Dalam jabatan tersebut, Ahyudin disebut mendapatkan upah senilai Rp400 juta. Sedangkan, Ibnu Khajar sebesar Rp150 juta.
"A Rp400 juta dan IK Rp150 juta," kata Wadir Tipideksus Bareskrim Polri Kombes Helfi Assegaf dalam jumpa pers, Senin (25/7/2022).
Mengintip gaji 4 petinggi ACT yang resmi jadi tersangka penyelewengan dana, salah satunya engurus ACT Hariyana Hermain digaji senilai Rp50 juta.
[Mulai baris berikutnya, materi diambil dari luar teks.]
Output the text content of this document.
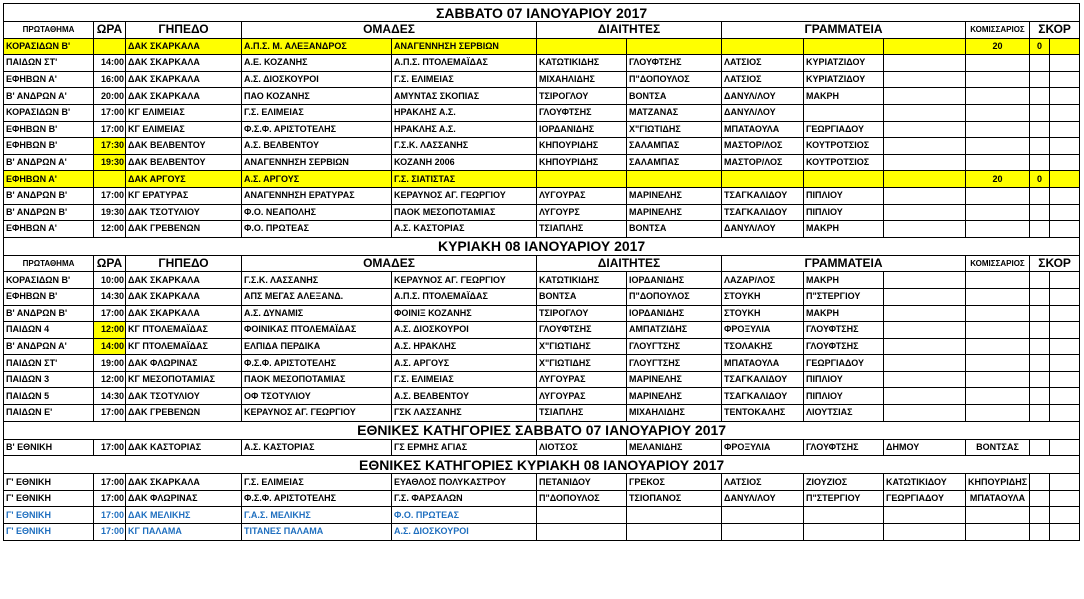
ΣΑΒΒΑΤΟ 07 ΙΑΝΟΥΑΡΙΟΥ 2017												
ΠΡΩΤΑΘΗΜΑ	ΩΡΑ	ΓΗΠΕΔΟ	ΟΜΑΔΕΣ		ΔΙΑΙΤΗΤΕΣ		ΓΡΑΜΜΑΤΕΙΑ			ΚΟΜΙΣΣΑΡΙΟΣ	ΣΚΟΡ	
ΚΟΡΑΣΙΔΩΝ Β'		ΔΑΚ ΣΚΑΡΚΑΛΑ	Α.Π.Σ. Μ. ΑΛΕΞΑΝΔΡΟΣ	ΑΝΑΓΕΝΝΗΣΗ ΣΕΡΒΙΩΝ						20	0	
ΠΑΙΔΩΝ ΣΤ'	14:00	ΔΑΚ ΣΚΑΡΚΑΛΑ	Α.Ε. ΚΟΖΑΝΗΣ	Α.Π.Σ. ΠΤΟΛΕΜΑΪΔΑΣ	ΚΑΤΩΤΙΚΙΔΗΣ	ΓΛΟΥΦΤΣΗΣ	ΛΑΤΣΙΟΣ	ΚΥΡΙΑΤΖΙΔΟΥ				
ΕΦΗΒΩΝ Α'	16:00	ΔΑΚ ΣΚΑΡΚΑΛΑ	Α.Σ. ΔΙΟΣΚΟΥΡΟΙ	Γ.Σ. ΕΛΙΜΕΙΑΣ	ΜΙΧΑΗΛΙΔΗΣ	Π"ΔΟΠΟΥΛΟΣ	ΛΑΤΣΙΟΣ	ΚΥΡΙΑΤΖΙΔΟΥ				
Β' ΑΝΔΡΩΝ Α'	20:00	ΔΑΚ ΣΚΑΡΚΑΛΑ	ΠΑΟ ΚΟΖΑΝΗΣ	ΑΜΥΝΤΑΣ ΣΚΟΠΙΑΣ	ΤΣΙΡΟΓΛΟΥ	ΒΟΝΤΣΑ	ΔΑΝΥΛ/ΛΟΥ	ΜΑΚΡΗ				
ΚΟΡΑΣΙΔΩΝ Β'	17:00	ΚΓ ΕΛΙΜΕΙΑΣ	Γ.Σ. ΕΛΙΜΕΙΑΣ	ΗΡΑΚΛΗΣ Α.Σ.	ΓΛΟΥΦΤΣΗΣ	ΜΑΤΖΑΝΑΣ	ΔΑΝΥΛ/ΛΟΥ					
ΕΦΗΒΩΝ Β'	17:00	ΚΓ ΕΛΙΜΕΙΑΣ	Φ.Σ.Φ. ΑΡΙΣΤΟΤΕΛΗΣ	ΗΡΑΚΛΗΣ Α.Σ.	ΙΟΡΔΑΝΙΔΗΣ	Χ"ΓΙΩΤΙΔΗΣ	ΜΠΑΤΑΟΥΛΑ	ΓΕΩΡΓΙΑΔΟΥ				
ΕΦΗΒΩΝ Β'	17:30	ΔΑΚ ΒΕΛΒΕΝΤΟΥ	Α.Σ. ΒΕΛΒΕΝΤΟΥ	Γ.Σ.Κ. ΛΑΣΣΑΝΗΣ	ΚΗΠΟΥΡΙΔΗΣ	ΣΑΛΑΜΠΑΣ	ΜΑΣΤΟΡ/ΛΟΣ	ΚΟΥΤΡΟΤΣΙΟΣ				
Β' ΑΝΔΡΩΝ Α'	19:30	ΔΑΚ ΒΕΛΒΕΝΤΟΥ	ΑΝΑΓΕΝΝΗΣΗ ΣΕΡΒΙΩΝ	ΚΟΖΑΝΗ 2006	ΚΗΠΟΥΡΙΔΗΣ	ΣΑΛΑΜΠΑΣ	ΜΑΣΤΟΡ/ΛΟΣ	ΚΟΥΤΡΟΤΣΙΟΣ				
ΕΦΗΒΩΝ Α'		ΔΑΚ ΑΡΓΟΥΣ	Α.Σ. ΑΡΓΟΥΣ	Γ.Σ. ΣΙΑΤΙΣΤΑΣ						20	0	
Β' ΑΝΔΡΩΝ Β'	17:00	ΚΓ ΕΡΑΤΥΡΑΣ	ΑΝΑΓΕΝΝΗΣΗ ΕΡΑΤΥΡΑΣ	ΚΕΡΑΥΝΟΣ ΑΓ. ΓΕΩΡΓΙΟΥ	ΛΥΓΟΥΡΑΣ	ΜΑΡΙΝΕΛΗΣ	ΤΣΑΓΚΑΛΙΔΟΥ	ΠΙΠΛΙΟΥ				
Β' ΑΝΔΡΩΝ Β'	19:30	ΔΑΚ ΤΣΟΤΥΛΙΟΥ	Φ.Ο. ΝΕΑΠΟΛΗΣ	ΠΑΟΚ ΜΕΣΟΠΟΤΑΜΙΑΣ	ΛΥΓΟΥΡΣ	ΜΑΡΙΝΕΛΗΣ	ΤΣΑΓΚΑΛΙΔΟΥ	ΠΙΠΛΙΟΥ				
ΕΦΗΒΩΝ Α'	12:00	ΔΑΚ ΓΡΕΒΕΝΩΝ	Φ.Ο. ΠΡΩΤΕΑΣ	Α.Σ. ΚΑΣΤΟΡΙΑΣ	ΤΣΙΑΠΛΗΣ	ΒΟΝΤΣΑ	ΔΑΝΥΛ/ΛΟΥ	ΜΑΚΡΗ				
ΚΥΡΙΑΚΗ 08 ΙΑΝΟΥΑΡΙΟΥ 2017												
ΠΡΩΤΑΘΗΜΑ	ΩΡΑ	ΓΗΠΕΔΟ	ΟΜΑΔΕΣ		ΔΙΑΙΤΗΤΕΣ		ΓΡΑΜΜΑΤΕΙΑ			ΚΟΜΙΣΣΑΡΙΟΣ	ΣΚΟΡ	
ΚΟΡΑΣΙΔΩΝ Β'	10:00	ΔΑΚ ΣΚΑΡΚΑΛΑ	Γ.Σ.Κ. ΛΑΣΣΑΝΗΣ	ΚΕΡΑΥΝΟΣ ΑΓ. ΓΕΩΡΓΙΟΥ	ΚΑΤΩΤΙΚΙΔΗΣ	ΙΟΡΔΑΝΙΔΗΣ	ΛΑΖΑΡ/ΛΟΣ	ΜΑΚΡΗ				
ΕΦΗΒΩΝ Β'	14:30	ΔΑΚ ΣΚΑΡΚΑΛΑ	ΑΠΣ ΜΕΓΑΣ ΑΛΕΞΑΝΔ.	Α.Π.Σ. ΠΤΟΛΕΜΑΪΔΑΣ	ΒΟΝΤΣΑ	Π"ΔΟΠΟΥΛΟΣ	ΣΤΟΥΚΗ	Π"ΣΤΕΡΓΙΟΥ				
Β' ΑΝΔΡΩΝ Β'	17:00	ΔΑΚ ΣΚΑΡΚΑΛΑ	Α.Σ. ΔΥΝΑΜΙΣ	ΦΟΙΝΙΞ ΚΟΖΑΝΗΣ	ΤΣΙΡΟΓΛΟΥ	ΙΟΡΔΑΝΙΔΗΣ	ΣΤΟΥΚΗ	ΜΑΚΡΗ				
ΠΑΙΔΩΝ 4	12:00	ΚΓ ΠΤΟΛΕΜΑΪΔΑΣ	ΦΟΙΝΙΚΑΣ ΠΤΟΛΕΜΑΪΔΑΣ	Α.Σ. ΔΙΟΣΚΟΥΡΟΙ	ΓΛΟΥΦΤΣΗΣ	ΑΜΠΑΤΖΙΔΗΣ	ΦΡΟΞΥΛΙΑ	ΓΛΟΥΦΤΣΗΣ				
Β' ΑΝΔΡΩΝ Α'	14:00	ΚΓ ΠΤΟΛΕΜΑΪΔΑΣ	ΕΛΠΙΔΑ ΠΕΡΔΙΚΑ	Α.Σ. ΗΡΑΚΛΗΣ	Χ"ΓΙΩΤΙΔΗΣ	ΓΛΟΥΓΤΣΗΣ	ΤΣΟΛΑΚΗΣ	ΓΛΟΥΦΤΣΗΣ				
ΠΑΙΔΩΝ ΣΤ'	19:00	ΔΑΚ ΦΛΩΡΙΝΑΣ	Φ.Σ.Φ. ΑΡΙΣΤΟΤΕΛΗΣ	Α.Σ. ΑΡΓΟΥΣ	Χ"ΓΙΩΤΙΔΗΣ	ΓΛΟΥΓΤΣΗΣ	ΜΠΑΤΑΟΥΛΑ	ΓΕΩΡΓΙΑΔΟΥ				
ΠΑΙΔΩΝ 3	12:00	ΚΓ ΜΕΣΟΠΟΤΑΜΙΑΣ	ΠΑΟΚ ΜΕΣΟΠΟΤΑΜΙΑΣ	Γ.Σ. ΕΛΙΜΕΙΑΣ	ΛΥΓΟΥΡΑΣ	ΜΑΡΙΝΕΛΗΣ	ΤΣΑΓΚΑΛΙΔΟΥ	ΠΙΠΛΙΟΥ				
ΠΑΙΔΩΝ 5	14:30	ΔΑΚ ΤΣΟΤΥΛΙΟΥ	ΟΦ ΤΣΟΤΥΛΙΟΥ	Α.Σ. ΒΕΛΒΕΝΤΟΥ	ΛΥΓΟΥΡΑΣ	ΜΑΡΙΝΕΛΗΣ	ΤΣΑΓΚΑΛΙΔΟΥ	ΠΙΠΛΙΟΥ				
ΠΑΙΔΩΝ Ε'	17:00	ΔΑΚ ΓΡΕΒΕΝΩΝ	ΚΕΡΑΥΝΟΣ ΑΓ. ΓΕΩΡΓΙΟΥ	ΓΣΚ ΛΑΣΣΑΝΗΣ	ΤΣΙΑΠΛΗΣ	ΜΙΧΑΗΛΙΔΗΣ	ΤΕΝΤΟΚΑΛΗΣ	ΛΙΟΥΤΣΙΑΣ				
ΕΘΝΙΚΕΣ ΚΑΤΗΓΟΡΙΕΣ ΣΑΒΒΑΤΟ 07 ΙΑΝΟΥΑΡΙΟΥ 2017												
Β' ΕΘΝΙΚΗ	17:00	ΔΑΚ ΚΑΣΤΟΡΙΑΣ	Α.Σ. ΚΑΣΤΟΡΙΑΣ	ΓΣ ΕΡΜΗΣ ΑΓΙΑΣ	ΛΙΟΤΣΟΣ	ΜΕΛΑΝΙΔΗΣ	ΦΡΟΞΥΛΙΑ	ΓΛΟΥΦΤΣΗΣ	ΔΗΜΟΥ	ΒΟΝΤΣΑΣ		
ΕΘΝΙΚΕΣ ΚΑΤΗΓΟΡΙΕΣ ΚΥΡΙΑΚΗ 08 ΙΑΝΟΥΑΡΙΟΥ 2017												
Γ' ΕΘΝΙΚΗ	17:00	ΔΑΚ ΣΚΑΡΚΑΛΑ	Γ.Σ. ΕΛΙΜΕΙΑΣ	ΕΥΑΘΛΟΣ ΠΟΛΥΚΑΣΤΡΟΥ	ΠΕΤΑΝΙΔΟΥ	ΓΡΕΚΟΣ	ΛΑΤΣΙΟΣ	ΖΙΟΥΖΙΟΣ	ΚΑΤΩΤΙΚΙΔΟΥ	ΚΗΠΟΥΡΙΔΗΣ		
Γ' ΕΘΝΙΚΗ	17:00	ΔΑΚ ΦΛΩΡΙΝΑΣ	Φ.Σ.Φ. ΑΡΙΣΤΟΤΕΛΗΣ	Γ.Σ. ΦΑΡΣΑΛΩΝ	Π"ΔΟΠΟΥΛΟΣ	ΤΣΙΟΠΑΝΟΣ	ΔΑΝΥΛ/ΛΟΥ	Π"ΣΤΕΡΓΙΟΥ	ΓΕΩΡΓΙΑΔΟΥ	ΜΠΑΤΑΟΥΛΑ		
Γ' ΕΘΝΙΚΗ	17:00	ΔΑΚ ΜΕΛΙΚΗΣ	Γ.Α.Σ. ΜΕΛΙΚΗΣ	Φ.Ο. ΠΡΩΤΕΑΣ								
Γ' ΕΘΝΙΚΗ	17:00	ΚΓ ΠΑΛΑΜΑ	ΤΙΤΑΝΕΣ ΠΑΛΑΜΑ	Α.Σ. ΔΙΟΣΚΟΥΡΟΙ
Dan Sekretaris ACT periode 2009-2019 dan saat ini sebagai Ketua Dewan Pembina ACT Novariadi Imam Akbari, mendapatkan gaji sebesar Rp100 juta.
Ahyudin dan Ibnu Khajar telah ditetapkan sebagai tersangka kasus dugaan penggelapan dana Boeing untuk ahli waris korban kecelakaan pesawat Lion Air JT-610. Selain Ahyudin dan Ibnu Khajar, polisi juga menetapkan Pengurus ACT Hariyana Hermain dan Sekretaris ACT periode 2009-2019 dan saat ini sebagai Ketua Dewan Pembina ACT Novariadi Imam Akbari, sebagai tersangka.
Helfi menyebut, dari Rp138 miliar yang diterima ACT dari pihak Boeing, Rp34 miliar diantaranya digunakan tidak untuk peruntukannya. Dana tersebut digunakan ACT untuk pembangunan pesantren hingga koperasi syariah 212.